Massive Dark Matter Halos around Bright Isolated Galaxies in the 2dFGRS

TL;DR

This study uses the 2dFGRS to analyze the dark matter halos around isolated bright galaxies by examining satellite dynamics, revealing massive halos that vary with galaxy type and luminosity.

Contribution

It introduces a robust method for estimating galaxy halo masses from satellite velocities, validated with simulations, and applies it to derive halo masses for different galaxy types.

Findings

Massive dark matter halos are associated with bright isolated galaxies.

Halo mass estimates depend on galaxy morphology and luminosity.

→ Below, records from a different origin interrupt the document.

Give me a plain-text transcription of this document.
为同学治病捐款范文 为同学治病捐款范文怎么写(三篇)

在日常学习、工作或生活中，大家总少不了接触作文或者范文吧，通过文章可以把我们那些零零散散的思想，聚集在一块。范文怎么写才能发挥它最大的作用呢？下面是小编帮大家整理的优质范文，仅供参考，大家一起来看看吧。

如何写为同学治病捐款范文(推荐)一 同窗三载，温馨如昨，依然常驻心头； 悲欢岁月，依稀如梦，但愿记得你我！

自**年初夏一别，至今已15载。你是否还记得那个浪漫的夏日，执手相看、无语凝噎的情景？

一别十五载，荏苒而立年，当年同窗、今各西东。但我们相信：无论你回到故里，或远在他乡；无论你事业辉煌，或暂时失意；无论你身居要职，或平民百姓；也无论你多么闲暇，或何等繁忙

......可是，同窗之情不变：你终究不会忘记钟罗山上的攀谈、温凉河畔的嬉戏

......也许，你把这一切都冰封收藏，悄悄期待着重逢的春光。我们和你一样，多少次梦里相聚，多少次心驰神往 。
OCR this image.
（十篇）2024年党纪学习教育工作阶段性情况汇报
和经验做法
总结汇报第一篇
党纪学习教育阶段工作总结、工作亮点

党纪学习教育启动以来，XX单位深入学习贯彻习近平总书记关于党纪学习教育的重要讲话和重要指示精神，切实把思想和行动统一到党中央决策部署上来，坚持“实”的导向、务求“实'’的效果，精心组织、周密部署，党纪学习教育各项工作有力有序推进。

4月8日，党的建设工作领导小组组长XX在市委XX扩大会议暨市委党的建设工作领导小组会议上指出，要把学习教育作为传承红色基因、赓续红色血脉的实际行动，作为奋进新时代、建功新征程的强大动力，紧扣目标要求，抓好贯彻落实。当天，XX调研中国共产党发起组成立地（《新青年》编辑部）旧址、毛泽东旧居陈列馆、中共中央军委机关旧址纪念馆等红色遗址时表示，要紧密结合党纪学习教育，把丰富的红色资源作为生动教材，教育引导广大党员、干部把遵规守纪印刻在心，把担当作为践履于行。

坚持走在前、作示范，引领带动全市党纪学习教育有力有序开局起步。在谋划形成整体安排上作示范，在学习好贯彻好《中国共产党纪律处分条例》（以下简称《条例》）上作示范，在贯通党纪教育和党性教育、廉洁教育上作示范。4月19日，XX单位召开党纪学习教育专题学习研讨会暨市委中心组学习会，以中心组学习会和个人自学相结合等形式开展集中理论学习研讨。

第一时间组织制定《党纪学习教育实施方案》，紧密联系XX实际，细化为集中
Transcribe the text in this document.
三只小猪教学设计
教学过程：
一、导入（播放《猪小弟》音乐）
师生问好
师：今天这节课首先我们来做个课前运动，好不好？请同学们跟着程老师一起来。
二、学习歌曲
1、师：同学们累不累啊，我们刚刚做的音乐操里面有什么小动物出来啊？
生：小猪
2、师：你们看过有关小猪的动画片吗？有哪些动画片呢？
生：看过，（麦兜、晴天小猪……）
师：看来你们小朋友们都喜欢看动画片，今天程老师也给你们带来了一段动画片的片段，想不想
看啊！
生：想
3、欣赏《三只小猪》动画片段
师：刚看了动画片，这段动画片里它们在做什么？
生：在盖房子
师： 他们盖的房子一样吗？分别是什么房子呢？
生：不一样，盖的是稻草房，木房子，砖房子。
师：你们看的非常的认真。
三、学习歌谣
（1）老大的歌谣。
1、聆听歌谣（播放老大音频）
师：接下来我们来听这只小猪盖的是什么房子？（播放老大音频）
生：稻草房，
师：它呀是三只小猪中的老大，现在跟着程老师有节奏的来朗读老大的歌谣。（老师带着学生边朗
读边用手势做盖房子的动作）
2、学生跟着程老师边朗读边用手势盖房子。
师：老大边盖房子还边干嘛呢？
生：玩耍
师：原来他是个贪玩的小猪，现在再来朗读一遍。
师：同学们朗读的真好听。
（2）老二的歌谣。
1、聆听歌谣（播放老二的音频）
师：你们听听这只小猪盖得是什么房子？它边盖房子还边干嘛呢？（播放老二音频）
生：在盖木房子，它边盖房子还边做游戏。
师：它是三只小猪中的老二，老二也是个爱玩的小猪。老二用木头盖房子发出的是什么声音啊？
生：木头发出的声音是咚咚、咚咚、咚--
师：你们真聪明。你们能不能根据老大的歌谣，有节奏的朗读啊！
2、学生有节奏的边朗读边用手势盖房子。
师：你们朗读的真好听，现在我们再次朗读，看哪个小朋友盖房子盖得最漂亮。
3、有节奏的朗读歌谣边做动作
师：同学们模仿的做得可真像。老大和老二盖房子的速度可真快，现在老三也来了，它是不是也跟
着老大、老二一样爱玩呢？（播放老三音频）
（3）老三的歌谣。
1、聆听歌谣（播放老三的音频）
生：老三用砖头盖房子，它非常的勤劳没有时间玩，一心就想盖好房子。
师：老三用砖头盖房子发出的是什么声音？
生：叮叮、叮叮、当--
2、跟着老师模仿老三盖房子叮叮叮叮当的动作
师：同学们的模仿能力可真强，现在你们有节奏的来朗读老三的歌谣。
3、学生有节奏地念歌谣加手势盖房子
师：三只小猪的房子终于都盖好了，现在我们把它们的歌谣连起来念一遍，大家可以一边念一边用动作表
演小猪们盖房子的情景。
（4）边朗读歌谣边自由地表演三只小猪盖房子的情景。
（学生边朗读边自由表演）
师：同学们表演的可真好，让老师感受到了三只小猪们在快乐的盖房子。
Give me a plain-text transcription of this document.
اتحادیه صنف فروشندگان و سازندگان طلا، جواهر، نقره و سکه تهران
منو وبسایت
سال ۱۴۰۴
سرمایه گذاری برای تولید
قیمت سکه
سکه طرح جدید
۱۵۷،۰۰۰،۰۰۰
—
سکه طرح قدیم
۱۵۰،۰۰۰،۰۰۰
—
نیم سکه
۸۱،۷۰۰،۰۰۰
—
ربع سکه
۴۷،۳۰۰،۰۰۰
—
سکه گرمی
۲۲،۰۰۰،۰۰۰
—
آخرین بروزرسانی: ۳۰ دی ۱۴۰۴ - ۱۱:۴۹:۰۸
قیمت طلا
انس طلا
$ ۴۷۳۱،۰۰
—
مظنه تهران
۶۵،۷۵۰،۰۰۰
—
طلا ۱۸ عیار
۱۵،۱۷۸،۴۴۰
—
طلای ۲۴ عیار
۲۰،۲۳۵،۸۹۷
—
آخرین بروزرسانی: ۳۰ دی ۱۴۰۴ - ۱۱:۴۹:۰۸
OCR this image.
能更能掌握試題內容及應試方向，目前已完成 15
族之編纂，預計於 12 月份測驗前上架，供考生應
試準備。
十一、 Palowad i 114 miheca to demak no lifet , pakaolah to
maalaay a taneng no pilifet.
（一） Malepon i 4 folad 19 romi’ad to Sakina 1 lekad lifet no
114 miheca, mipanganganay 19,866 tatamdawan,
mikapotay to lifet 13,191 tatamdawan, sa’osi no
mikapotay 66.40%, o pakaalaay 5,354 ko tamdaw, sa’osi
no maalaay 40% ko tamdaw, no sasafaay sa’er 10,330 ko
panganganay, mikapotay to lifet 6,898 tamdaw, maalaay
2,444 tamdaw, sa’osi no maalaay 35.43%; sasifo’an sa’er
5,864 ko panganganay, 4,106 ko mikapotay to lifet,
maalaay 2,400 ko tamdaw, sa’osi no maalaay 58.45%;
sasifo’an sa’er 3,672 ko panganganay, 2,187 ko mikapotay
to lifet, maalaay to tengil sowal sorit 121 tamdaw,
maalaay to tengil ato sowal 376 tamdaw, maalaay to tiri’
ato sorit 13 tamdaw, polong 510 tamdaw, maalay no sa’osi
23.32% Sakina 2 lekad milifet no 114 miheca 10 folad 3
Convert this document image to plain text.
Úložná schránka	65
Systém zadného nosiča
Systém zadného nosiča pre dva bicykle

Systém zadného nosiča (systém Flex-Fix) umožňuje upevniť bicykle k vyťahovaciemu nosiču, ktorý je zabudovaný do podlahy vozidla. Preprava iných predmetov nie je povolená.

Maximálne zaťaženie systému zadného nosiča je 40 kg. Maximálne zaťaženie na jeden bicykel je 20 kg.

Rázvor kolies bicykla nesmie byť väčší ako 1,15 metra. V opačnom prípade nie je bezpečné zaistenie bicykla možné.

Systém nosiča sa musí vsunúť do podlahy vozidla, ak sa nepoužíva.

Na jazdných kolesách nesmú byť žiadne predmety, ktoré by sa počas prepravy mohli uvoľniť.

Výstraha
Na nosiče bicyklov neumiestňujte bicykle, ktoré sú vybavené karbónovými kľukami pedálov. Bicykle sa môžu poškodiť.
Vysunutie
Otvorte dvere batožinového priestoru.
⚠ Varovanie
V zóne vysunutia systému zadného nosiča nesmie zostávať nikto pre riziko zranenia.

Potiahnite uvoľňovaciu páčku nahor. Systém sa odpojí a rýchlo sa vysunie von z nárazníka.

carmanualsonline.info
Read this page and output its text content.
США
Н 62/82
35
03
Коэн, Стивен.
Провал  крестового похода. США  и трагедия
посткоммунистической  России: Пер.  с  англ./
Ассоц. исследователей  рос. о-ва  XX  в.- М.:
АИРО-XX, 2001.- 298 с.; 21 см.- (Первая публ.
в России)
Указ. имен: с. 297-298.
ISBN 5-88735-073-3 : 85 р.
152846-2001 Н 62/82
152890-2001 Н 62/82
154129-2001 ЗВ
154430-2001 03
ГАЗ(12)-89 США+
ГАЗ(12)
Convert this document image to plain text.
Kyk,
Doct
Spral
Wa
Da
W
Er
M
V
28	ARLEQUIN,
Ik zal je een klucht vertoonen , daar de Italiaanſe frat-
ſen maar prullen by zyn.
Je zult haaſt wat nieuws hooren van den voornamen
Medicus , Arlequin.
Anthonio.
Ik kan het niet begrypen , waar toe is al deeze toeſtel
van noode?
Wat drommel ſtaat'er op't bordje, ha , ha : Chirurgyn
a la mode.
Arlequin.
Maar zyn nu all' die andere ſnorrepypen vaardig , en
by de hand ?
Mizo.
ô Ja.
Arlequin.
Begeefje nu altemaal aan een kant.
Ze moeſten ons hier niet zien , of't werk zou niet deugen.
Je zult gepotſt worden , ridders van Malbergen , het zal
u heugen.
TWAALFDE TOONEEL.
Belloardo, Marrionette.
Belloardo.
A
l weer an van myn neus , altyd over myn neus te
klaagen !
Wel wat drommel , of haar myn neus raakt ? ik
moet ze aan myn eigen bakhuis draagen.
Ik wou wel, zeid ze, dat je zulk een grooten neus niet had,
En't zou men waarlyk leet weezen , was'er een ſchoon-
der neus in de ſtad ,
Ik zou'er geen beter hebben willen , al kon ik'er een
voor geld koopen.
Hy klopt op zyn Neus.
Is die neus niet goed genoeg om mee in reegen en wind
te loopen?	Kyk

The method provides unbiased velocity dispersion estimates when isolation criteria are strict.

Abstract

We identify a large sample of isolated bright galaxies and their fainter satellites in the 2dF Galaxy Redshift Survey (2dFGRS). We analyse the dynamics of ensembles of these galaxies selected according to luminosity and morphological type by stacking the positions of their satellites and estimating the velocity dispersion of the combined set. We test our methodology using realistic mock catalogues constructed from cosmological simulations. The method returns an unbiased estimate of the velocity dispersion provided that the isolation criterion is strict enough to avoid contamination and that the scatter in halo mass at fixed primary luminosity is small. Using a maximum likelihood estimator that accounts for interlopers, we determine the satellite velocity dispersion within a projected radius of 175 kpc/h. The dispersion increases with the luminosity of the primary and is larger for elliptical galaxies than for spiral galaxies of similar bJ luminosity. Calibrating the mass-velocity dispersion relation using our mock catalogues, we find a dynamical mass within 175 kpc/h of M_175 ~ 4.0^{+2.3}_{-1.5} 10^12 (L_bJ/L_*) M_sol/h for elliptical galaxies and M_175 ~ 6.3^{+6.3}_{-3.1} 10^11 (L_bJ/L_*)^1.6 Msol/h for spiral galaxies. Finally, we compare our results with recent studies and investigate their limitations using our mock catalogues.